В двух местах меня почему-то завернули, но потом я нашел комнату в очень дешевом отеле. Принял ванну и посмотрел на себя в зеркало. Цвет кофе и высохшие пятна грейпфрута. Я вышел в парк и уселся под пальмой на скамейку с журналом «Лайф» в руках. Мне помахало руками семейство – одно из тех, с кем я работал в поле, – и на душе потеплело. На золотом Западе у меня появились знакомые. После журнала создалось впечатление, что я упустил свой шанс – выпуск был посвящен восходящим звездам этого года, одна девушка была действительно очень красивая. Позже она пропала из виду. Куда уходят восходящие звезды после того, как пропадают из виду? В Вегас или на Манхэттен, где берут по пятьсот долларов за ночь извращенной гимнастики со специальными электроприборами и сотней ярдов лилового бархата. Когда я стану председателем какого-нибудь комитета, найду такую бывшую старлетку лет двадцати семи и предположу действо настолько невиданное, настолько театральное, что глаза у нее вылупятся, как у Сачмо.[70]Например, столкнуть дохлую корову с крыши небоскреба.
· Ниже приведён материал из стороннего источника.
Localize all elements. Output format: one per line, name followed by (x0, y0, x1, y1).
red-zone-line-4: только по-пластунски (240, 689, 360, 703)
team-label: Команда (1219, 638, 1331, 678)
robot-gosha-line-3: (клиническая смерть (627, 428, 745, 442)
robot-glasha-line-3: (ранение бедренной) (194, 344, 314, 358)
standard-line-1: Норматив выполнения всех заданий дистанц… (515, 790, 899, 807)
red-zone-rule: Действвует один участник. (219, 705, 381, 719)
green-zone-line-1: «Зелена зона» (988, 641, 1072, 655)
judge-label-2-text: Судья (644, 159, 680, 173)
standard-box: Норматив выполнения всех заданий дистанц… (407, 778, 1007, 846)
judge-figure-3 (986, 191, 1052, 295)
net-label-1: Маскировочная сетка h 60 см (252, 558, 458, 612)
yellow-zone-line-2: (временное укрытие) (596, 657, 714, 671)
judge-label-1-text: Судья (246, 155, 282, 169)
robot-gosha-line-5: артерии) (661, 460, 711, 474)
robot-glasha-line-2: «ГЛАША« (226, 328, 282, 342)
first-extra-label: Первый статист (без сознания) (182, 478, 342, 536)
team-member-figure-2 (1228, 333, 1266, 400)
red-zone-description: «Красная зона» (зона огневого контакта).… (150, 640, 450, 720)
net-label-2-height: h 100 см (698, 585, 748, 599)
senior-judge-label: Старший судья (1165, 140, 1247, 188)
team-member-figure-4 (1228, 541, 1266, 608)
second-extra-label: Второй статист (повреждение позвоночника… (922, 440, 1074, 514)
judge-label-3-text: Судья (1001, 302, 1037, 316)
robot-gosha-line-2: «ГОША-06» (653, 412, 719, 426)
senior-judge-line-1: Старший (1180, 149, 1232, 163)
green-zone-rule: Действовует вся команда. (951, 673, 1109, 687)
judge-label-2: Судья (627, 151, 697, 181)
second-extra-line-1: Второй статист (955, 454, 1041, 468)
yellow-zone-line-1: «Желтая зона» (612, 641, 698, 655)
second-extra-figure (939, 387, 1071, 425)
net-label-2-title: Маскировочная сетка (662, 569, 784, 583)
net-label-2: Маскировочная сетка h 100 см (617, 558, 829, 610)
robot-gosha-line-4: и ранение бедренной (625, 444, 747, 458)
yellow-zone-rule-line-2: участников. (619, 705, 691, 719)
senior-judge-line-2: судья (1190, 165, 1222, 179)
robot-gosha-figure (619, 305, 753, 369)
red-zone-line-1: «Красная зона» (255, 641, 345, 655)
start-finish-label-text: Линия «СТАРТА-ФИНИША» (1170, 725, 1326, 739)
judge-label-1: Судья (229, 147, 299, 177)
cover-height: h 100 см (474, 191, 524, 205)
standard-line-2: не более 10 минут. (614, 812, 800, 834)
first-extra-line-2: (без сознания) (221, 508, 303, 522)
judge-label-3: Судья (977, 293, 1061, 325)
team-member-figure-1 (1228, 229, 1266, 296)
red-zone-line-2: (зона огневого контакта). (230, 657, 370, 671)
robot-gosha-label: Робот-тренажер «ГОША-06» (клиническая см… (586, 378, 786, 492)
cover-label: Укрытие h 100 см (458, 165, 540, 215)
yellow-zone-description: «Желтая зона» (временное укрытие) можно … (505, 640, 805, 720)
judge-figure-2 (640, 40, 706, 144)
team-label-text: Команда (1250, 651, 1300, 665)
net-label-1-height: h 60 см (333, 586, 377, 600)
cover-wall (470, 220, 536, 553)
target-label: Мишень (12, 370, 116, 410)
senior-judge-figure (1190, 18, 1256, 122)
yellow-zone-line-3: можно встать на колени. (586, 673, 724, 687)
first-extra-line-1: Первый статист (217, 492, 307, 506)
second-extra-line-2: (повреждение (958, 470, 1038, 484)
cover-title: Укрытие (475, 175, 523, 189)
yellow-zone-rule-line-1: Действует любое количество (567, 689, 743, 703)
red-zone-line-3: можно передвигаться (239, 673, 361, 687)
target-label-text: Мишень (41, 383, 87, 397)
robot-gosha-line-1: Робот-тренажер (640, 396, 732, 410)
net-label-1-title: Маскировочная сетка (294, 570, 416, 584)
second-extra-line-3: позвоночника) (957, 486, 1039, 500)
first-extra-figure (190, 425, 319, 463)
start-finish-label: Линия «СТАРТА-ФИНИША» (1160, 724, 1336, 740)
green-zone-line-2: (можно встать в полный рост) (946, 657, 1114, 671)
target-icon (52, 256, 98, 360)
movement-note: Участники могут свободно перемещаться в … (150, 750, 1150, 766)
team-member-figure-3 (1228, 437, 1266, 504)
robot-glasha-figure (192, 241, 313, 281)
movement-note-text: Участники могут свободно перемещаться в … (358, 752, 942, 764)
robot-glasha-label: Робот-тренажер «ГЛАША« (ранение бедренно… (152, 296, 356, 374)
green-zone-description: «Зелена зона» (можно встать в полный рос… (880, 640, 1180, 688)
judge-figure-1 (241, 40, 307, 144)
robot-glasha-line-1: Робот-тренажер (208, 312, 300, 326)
Рядом уселся седовласый джентльмен с пятнами спермы на хлопчатобумажных брюках. Вали отсюда, а не то позову полицию нравов, сказал я. Интересно, до какой степени своими пристрастиями я обязан фильмам, неразделенной любви к звездам экрана; хронологически: Ингрид Бергман, Дебора Керр (в «Камо грядеши», где ее чуть не забодал бык), Ава Гарднер, Ли Ремик, Кэрол Линли и через много лет Лорен Хаттон – она вообще-то модель и не так уж знаменита. Если бы они только знати, как хорошо им было бы в моем обществе. Юта Хаген, Шелли Уинтерс и Жанна Моро меня пугают. Катрин Денёв в этом фильме Бунюэля слишком агрессивно-развратна.[71]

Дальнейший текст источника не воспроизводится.